On another occasion, he said he was beaten up outside the youth workers' office.
"The officers there were clearly watching these boys kick me, punch me and bash me. Then they came out and locked me down and those boys just went about their days," he told the commission.
Fred said he made two complaints during his time at Ashley but they went nowhere.
He also said he felt like the staff would sometimes try and "encourage" and provoke fights between detainees.
"On several occasions, I noticed comments were made by staff members like, 'he said this' or, 'this detainee said this about you' and that would cause arguments within the unit and therefore fights," he told the commission.
"You felt like they were doing that just for sport, just to watch."

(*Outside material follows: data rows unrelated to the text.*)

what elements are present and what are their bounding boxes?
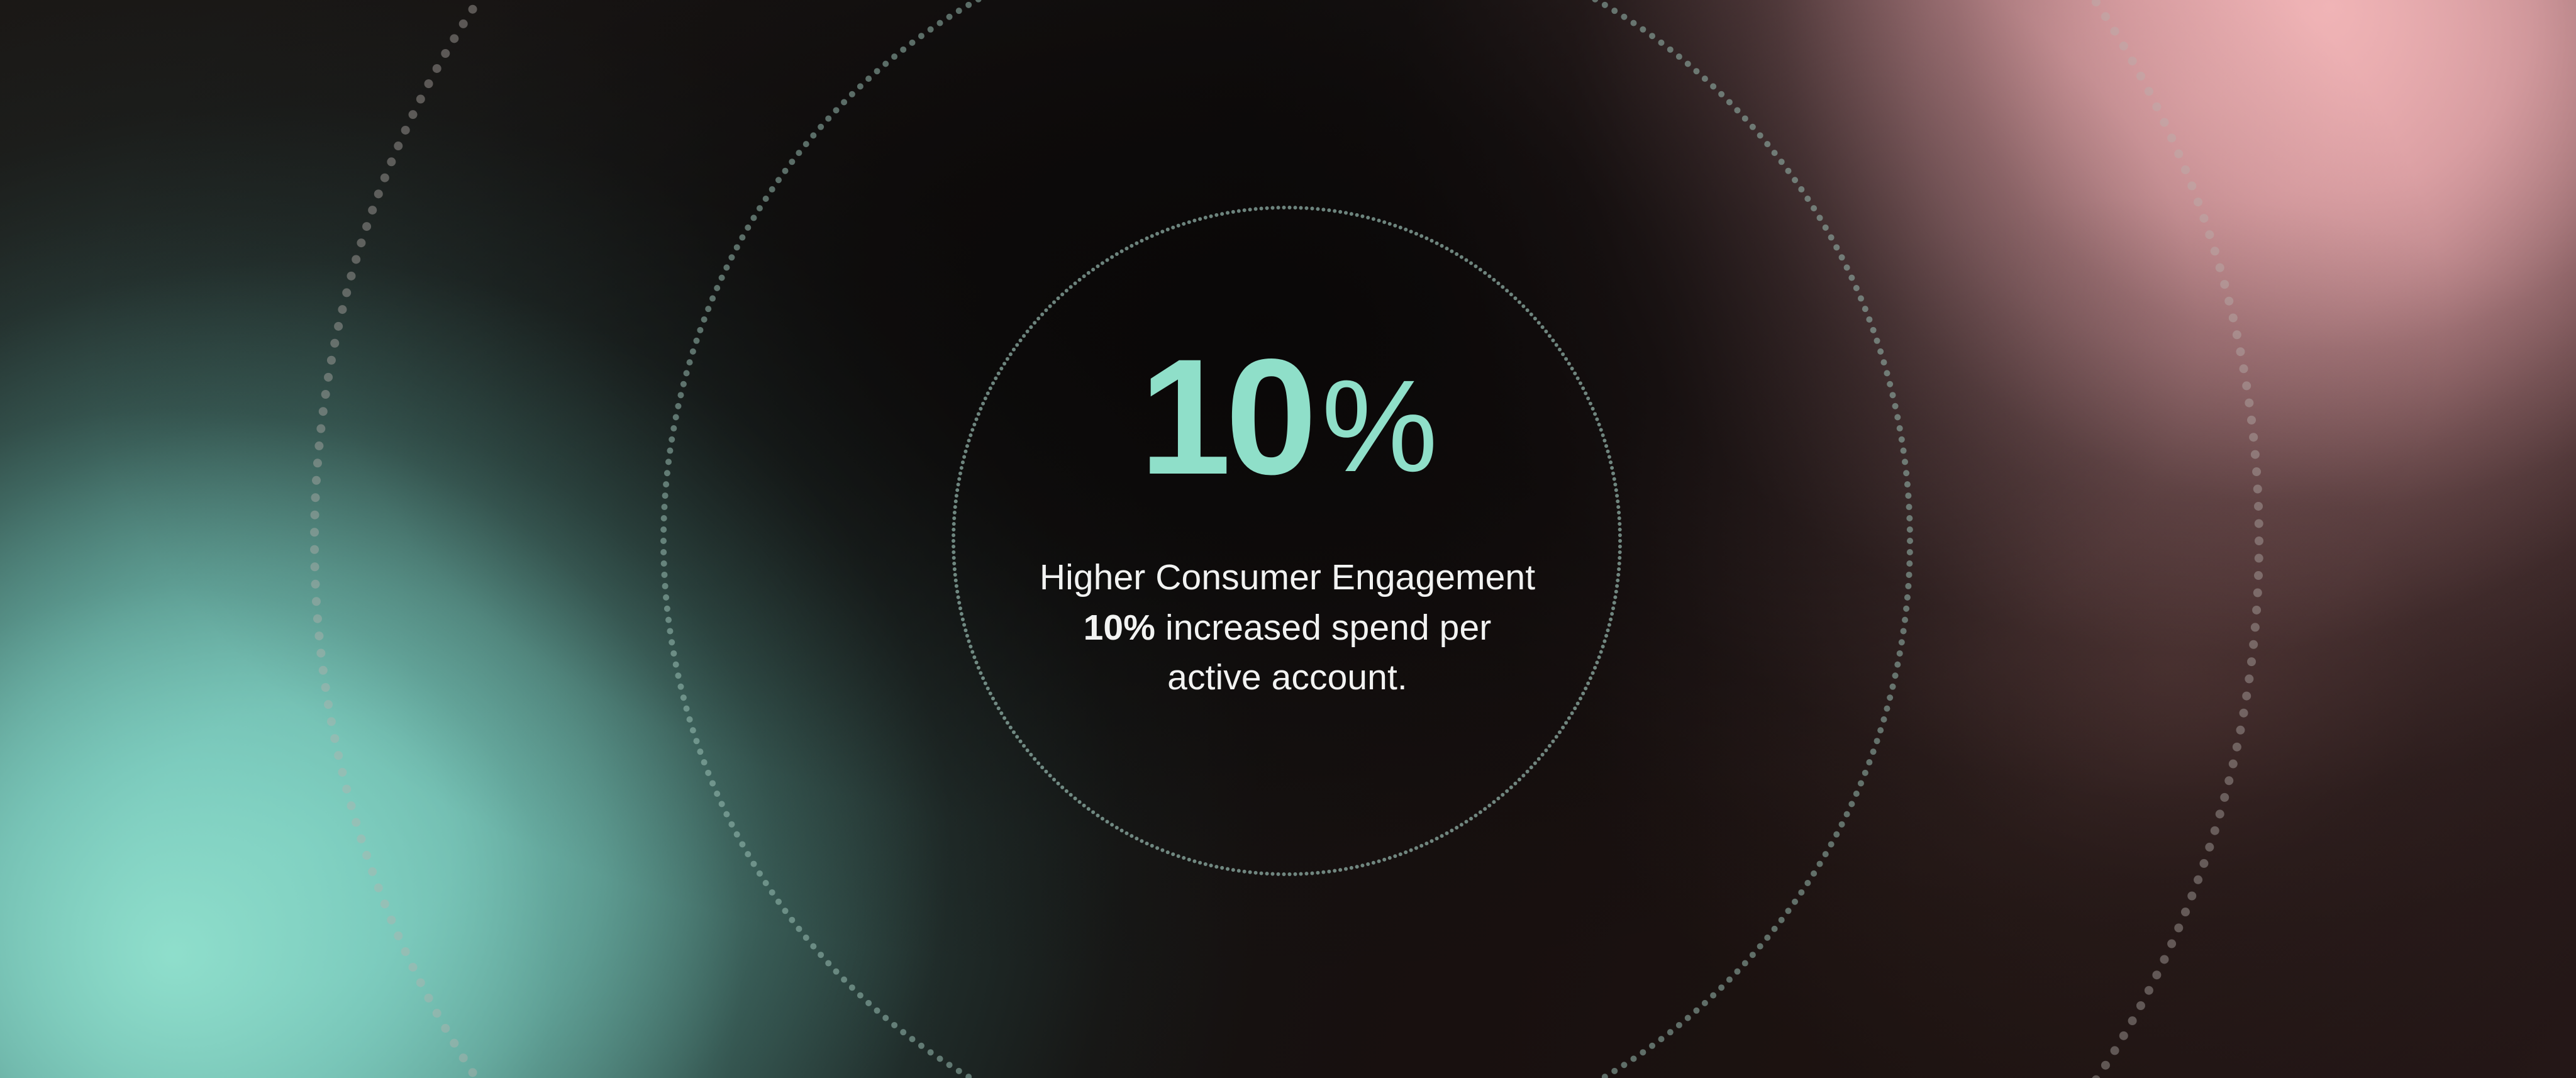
caption-lead: Higher Consumer Engagement — [1040, 557, 1535, 597]
caption-highlight: 10% — [1084, 608, 1155, 648]
stat-headline: 10 % — [1140, 339, 1435, 496]
stat-percent-symbol: % — [1321, 365, 1435, 489]
stat-value: 10 — [1140, 339, 1311, 496]
caption-trail: increased spend per active account. — [1155, 608, 1491, 698]
banner-content: 10 % Higher Consumer Engagement 10% incr… — [0, 0, 2576, 1078]
stat-hero-banner: 10 % Higher Consumer Engagement 10% incr… — [0, 0, 2576, 1078]
stat-caption: Higher Consumer Engagement 10% increased… — [1039, 553, 1536, 703]
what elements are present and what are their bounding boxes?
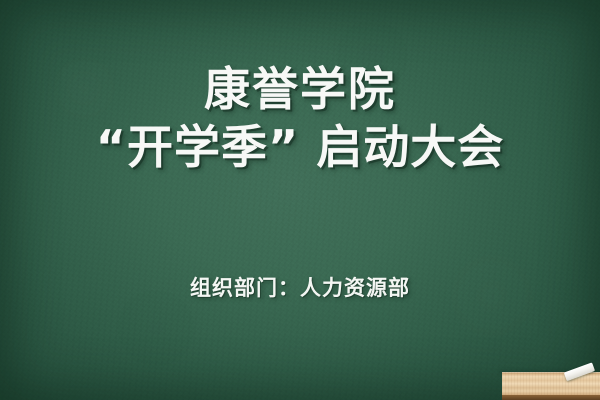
title-line-2: “开学季” 启动大会	[0, 118, 600, 176]
slide-title: 康誉学院 “开学季” 启动大会	[0, 60, 600, 176]
slide-subtitle: 组织部门：人力资源部	[0, 272, 600, 302]
title-line-1: 康誉学院	[0, 60, 600, 118]
presentation-slide: 康誉学院 “开学季” 启动大会 组织部门：人力资源部	[0, 0, 600, 400]
ledge-lip	[502, 395, 600, 400]
chalk-ledge-group	[502, 368, 600, 400]
slide-content: 康誉学院 “开学季” 启动大会 组织部门：人力资源部	[0, 0, 600, 400]
chalk-ledge	[502, 372, 600, 400]
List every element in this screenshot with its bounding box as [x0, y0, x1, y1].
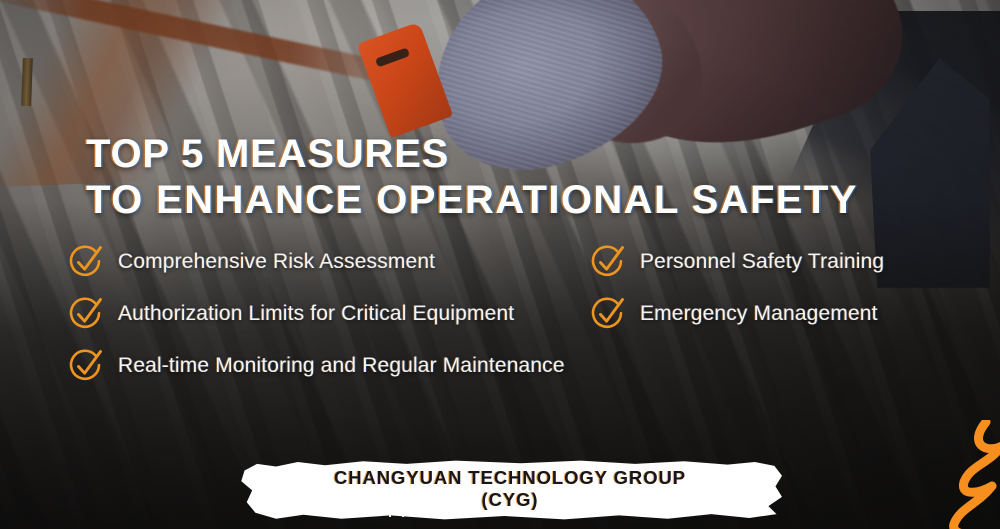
check-circle-icon — [588, 294, 628, 334]
list-item: Emergency Management — [588, 288, 948, 340]
list-item-label: Personnel Safety Training — [640, 250, 884, 274]
page-title: TOP 5 MEASURES TO ENHANCE OPERATIONAL SA… — [86, 131, 858, 223]
safety-poster: TOP 5 MEASURES TO ENHANCE OPERATIONAL SA… — [0, 0, 1000, 529]
checklist-column-right: Personnel Safety Training Emergency Mana… — [588, 236, 948, 340]
list-item-label: Authorization Limits for Critical Equipm… — [118, 302, 514, 326]
company-name-line-1: CHANGYUAN TECHNOLOGY GROUP — [334, 467, 686, 489]
check-circle-icon — [66, 294, 106, 334]
list-item-label: Comprehensive Risk Assessment — [118, 250, 435, 274]
headline-line-2: TO ENHANCE OPERATIONAL SAFETY — [86, 177, 858, 223]
company-name-line-2: (CYG) — [482, 489, 539, 511]
orange-zigzag-icon — [916, 420, 1000, 529]
list-item: Real-time Monitoring and Regular Mainten… — [66, 340, 586, 392]
check-circle-icon — [66, 346, 106, 386]
list-item: Personnel Safety Training — [588, 236, 948, 288]
check-circle-icon — [588, 242, 628, 282]
headline-line-1: TOP 5 MEASURES — [86, 131, 858, 177]
company-banner: CHANGYUAN TECHNOLOGY GROUP (CYG) — [238, 456, 782, 522]
list-item-label: Real-time Monitoring and Regular Mainten… — [118, 354, 565, 378]
list-item: Comprehensive Risk Assessment — [66, 236, 586, 288]
list-item-label: Emergency Management — [640, 302, 878, 326]
company-name: CHANGYUAN TECHNOLOGY GROUP (CYG) — [238, 456, 782, 522]
list-item: Authorization Limits for Critical Equipm… — [66, 288, 586, 340]
check-circle-icon — [66, 242, 106, 282]
checklist-column-left: Comprehensive Risk Assessment Authorizat… — [66, 236, 586, 392]
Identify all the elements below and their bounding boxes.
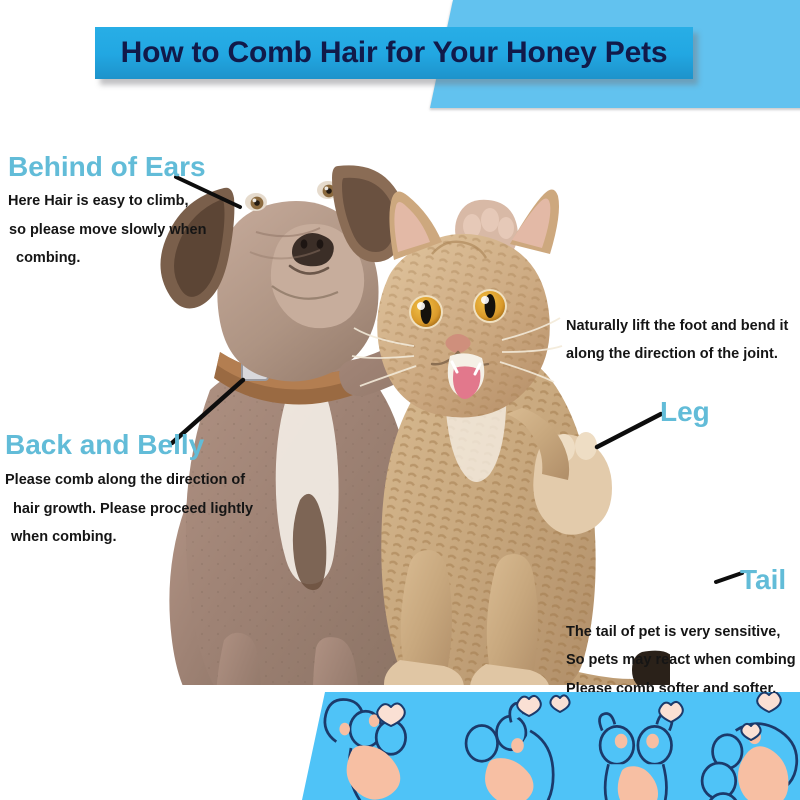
annotation-body-leg: Naturally lift the foot and bend it alon… [566,312,788,369]
annotation-line: Please comb along the direction of [5,466,253,494]
annotation-line: The tail of pet is very sensitive, [566,618,800,646]
bottom-decorative-banner [0,680,800,800]
annotation-line: so please move slowly when [8,216,206,244]
paw-pattern-banner [0,680,800,800]
annotation-line: Here Hair is easy to climb, [8,187,206,215]
annotation-heading-tail: Tail [740,565,786,594]
title-banner: How to Comb Hair for Your Honey Pets [95,27,693,79]
annotation-line: So pets may react when combing hair, [566,646,800,674]
leader-line-tail [716,573,742,582]
annotation-behind-of-ears: Behind of Ears Here Hair is easy to clim… [8,152,206,272]
annotation-line: along the direction of the joint. [566,340,788,368]
annotation-line: when combing. [5,523,253,551]
annotation-body-back: Please comb along the direction of hair … [5,466,253,551]
cat-figure [352,189,670,685]
infographic-canvas: How to Comb Hair for Your Honey Pets [0,0,800,800]
annotation-line: combing. [8,244,206,272]
page-title: How to Comb Hair for Your Honey Pets [95,27,693,79]
pets-photo [150,140,670,685]
annotation-line: Naturally lift the foot and bend it [566,312,788,340]
annotation-back-and-belly: Back and Belly Please comb along the dir… [5,430,253,551]
annotation-heading-ears: Behind of Ears [8,152,206,181]
annotation-heading-leg: Leg [660,397,710,426]
pets-illustration [150,140,670,685]
annotation-body-ears: Here Hair is easy to climb, so please mo… [8,187,206,272]
annotation-heading-back: Back and Belly [5,430,253,459]
annotation-line: hair growth. Please proceed lightly [5,495,253,523]
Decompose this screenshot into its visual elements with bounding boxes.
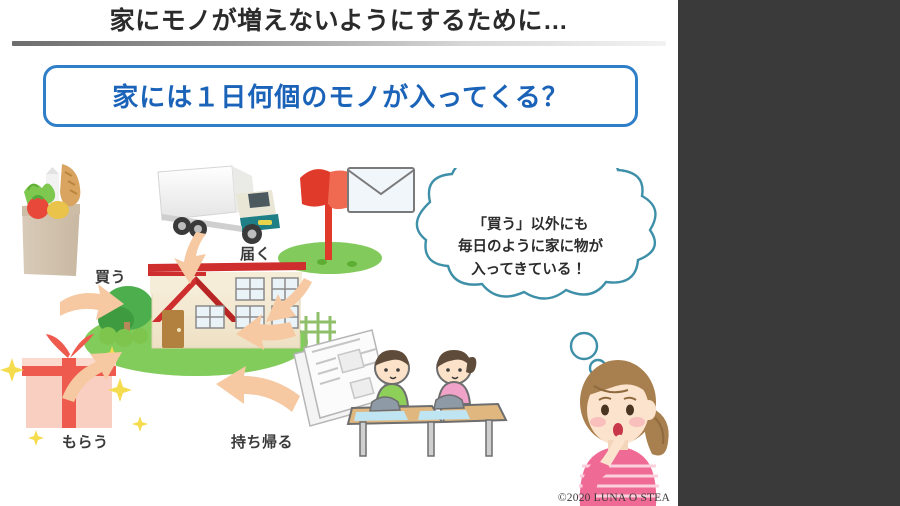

On top of everything he endured at Ashley, Fred said he also witnessed a lot of brutality occurring to other inmates, including a very violent rape between detainees.
"I saw people get jumped on by three or four officers and kneed in the head," he told the commission.
"I saw a female detainee dragged from the shower naked by her hair and placed on the ground cuffed. I saw so much stuff."
Closing his evidence, Fred urged the commission to "close the place down".
"It's systemic. It's grown in that environment, you won't ever get rid of it by putting in new staff members or changing things," he said.
"Tear the place down; start again. The memories are just appalling."
He said all of Tasmania's detention centres "lack any form of rehabilitation and are punitive".
"Tasmania has the highest rate of recidivism in Australia and I have no doubt that it's due to Ashley and the way we were treated as kids," he said.
"Every single detainee I met in at Ashley [is now] in Risdon. Shut it all down, it's the culture."
'Wait, wait, wait, hold up': Department worker's shock at sorting through claims
In 2003, the state government set up its abuse in state care program to compensate people abused as children.
There were four separate rounds of the program, ending in 2013. In total, it paid about $54.2 million to 1,800 people.
Despite having access to this information for almost two decades, the commission heard it was only in the past two years that the department responsible for managing Ashley decided to collate all four rounds of complaints to work out if they related to any current employees.
Acting executive director of people and culture Jacqueline Allen remembered the moment someone offhandedly mentioned the claims to her.
"It was one of those, 'Wait, wait, wait, hold up. What are you talking about?'" she told the commission.
"We've got all of this information that has been put together, and no action has been taken."
She said up until that point, she had only read a few applications, but as she started to go through them all, it really "painted a picture" of what had occurred at Ashley.
"When you have an excess of 300 applications that have come through detailing ac,ts of abuse, and you can see the same names and the same types of abuse, and you can pick up themes ... it's quite confronting," she said.
"There was too much commonality in some of the methods of abuse … or the allegations for people to have spanned so many different years … some of the themes are just repeated so much that it does definitely cause a lot of concern."
She said while she knew staff were concerned about false allegations and had heard reports about detainees threatening them with allegations, there were too many, and they were too similar to be dismissed.
While a lot of the allegations dated back to when Ashley was a boys' home, they related to current staff.
"It remains a very big disappointment of mine that that work hadn't occurred prior … because I do believe there was definitely valuable intelligence a long time ago in relation to potential perpetrators of child sexual abuse," she said.